La cecità ti pone in una costante meditazione: c’è un ascolto interiore e un ascolto esteriore, diventa inevitabilmente una guida all’essenzialità e in questo senso ha a che fare con lo spirituale. Ti porta via dalla critica estetica quotidiana. E poi, non a caso, è nel “Paradiso” che si parla di cecità. (Sorride)
“Attraversamenti” è il titolo del festival per cui ci siamo incontrate. Tra le varie definizioni del verbo “attraversare” c’è “passare oltre un ostacolo”. Questo verbo è anche un’esortazione, un invito all’esperienza e alla conoscenza.
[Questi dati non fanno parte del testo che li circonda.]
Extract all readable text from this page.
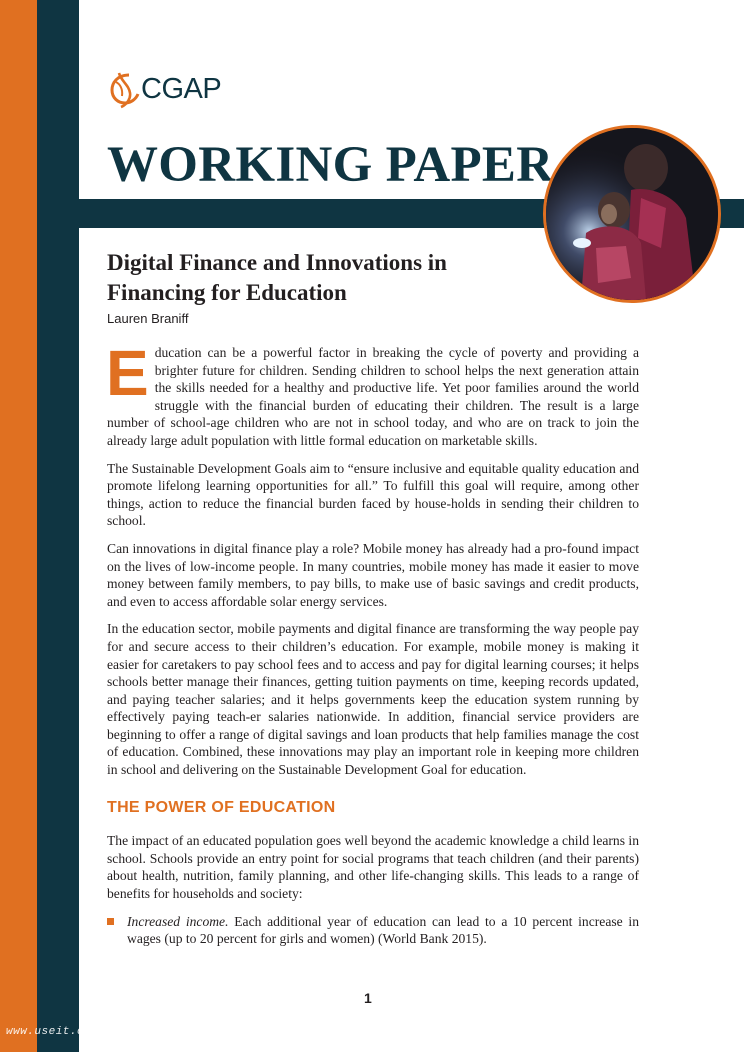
CGAP
WORKING PAPER
Digital Finance and Innovations in Financing for Education
Lauren Braniff

Education can be a powerful factor in breaking the cycle of poverty and providing a brighter future for children. Sending children to school helps the next generation attain the skills needed for a healthy and productive life. Yet poor families around the world struggle with the financial burden of educating their children. The result is a large number of school-age children who are not in school today, and who are on track to join the already large adult population with little formal education on marketable skills.

The Sustainable Development Goals aim to “ensure inclusive and equitable quality education and promote lifelong learning opportunities for all.” To fulfill this goal will require, among other things, action to reduce the financial burden faced by house-holds in sending their children to school.

Can innovations in digital finance play a role? Mobile money has already had a pro-found impact on the lives of low-income people. In many countries, mobile money has made it easier to move money between family members, to pay bills, to make use of basic savings and credit products, and even to access affordable solar energy services.

In the education sector, mobile payments and digital finance are transforming the way people pay for and secure access to their children’s education. For example, mobile money is making it easier for caretakers to pay school fees and to access and pay for digital learning courses; it helps schools better manage their finances, getting tuition payments on time, keeping records updated, and paying teacher salaries; and it helps governments keep the education system running by effectively paying teach-er salaries nationwide. In addition, financial service providers are beginning to offer a range of digital savings and loan products that help families manage the cost of education. Combined, these innovations may play an important role in keeping more children in school and delivering on the Sustainable Development Goal for education.

THE POWER OF EDUCATION

The impact of an educated population goes well beyond the academic knowledge a child learns in school. Schools provide an entry point for social programs that teach children (and their parents) about health, nutrition, family planning, and other life-changing skills. This leads to a range of benefits for households and society:

Increased income. Each additional year of education can lead to a 10 percent increase in wages (up to 20 percent for girls and women) (World Bank 2015).
1
www.useit.com.cn
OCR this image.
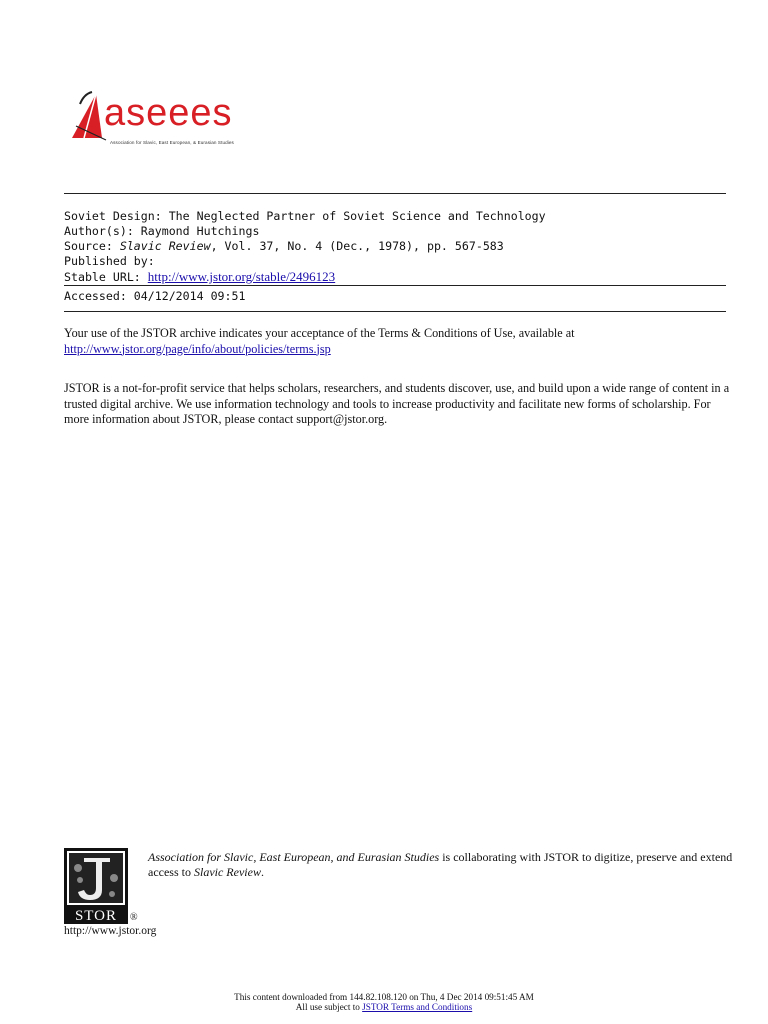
aseees
Association for Slavic, East European, & Eurasian Studies
Soviet Design: The Neglected Partner of Soviet Science and Technology
Author(s): Raymond Hutchings
Source: Slavic Review, Vol. 37, No. 4 (Dec., 1978), pp. 567-583
Published by:
Stable URL: http://www.jstor.org/stable/2496123
Accessed: 04/12/2014 09:51
Your use of the JSTOR archive indicates your acceptance of the Terms & Conditions of Use, available at
http://www.jstor.org/page/info/about/policies/terms.jsp
JSTOR is a not-for-profit service that helps scholars, researchers, and students discover, use, and build upon a wide range of content in a trusted digital archive. We use information technology and tools to increase productivity and facilitate new forms of scholarship. For more information about JSTOR, please contact support@jstor.org.
STOR	®
http://www.jstor.org
Association for Slavic, East European, and Eurasian Studies is collaborating with JSTOR to digitize, preserve and extend access to Slavic Review.
This content downloaded from 144.82.108.120 on Thu, 4 Dec 2014 09:51:45 AM
All use subject to JSTOR Terms and Conditions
Al termine di questo incontro capisco che lei ne ha attraversate di strade diverse. Che cos’è per lei la strada?
È il confronto più immediato e reale che ci possa essere. È l’incontro. A Roma vivo nel quartiere Decima che è sviluppato come un piccolo paese. I palazzi sono tutti collegati e percorribili tramite i piani terra pilotis, per cui non ci sono reti, cancelli, muri che ti fermano e questa è una cosa che amo. Lo stesso varrebbe per qualunque altra strada, di qualunque altra città o nazione, l’importante è starci dentro, con il radar acceso.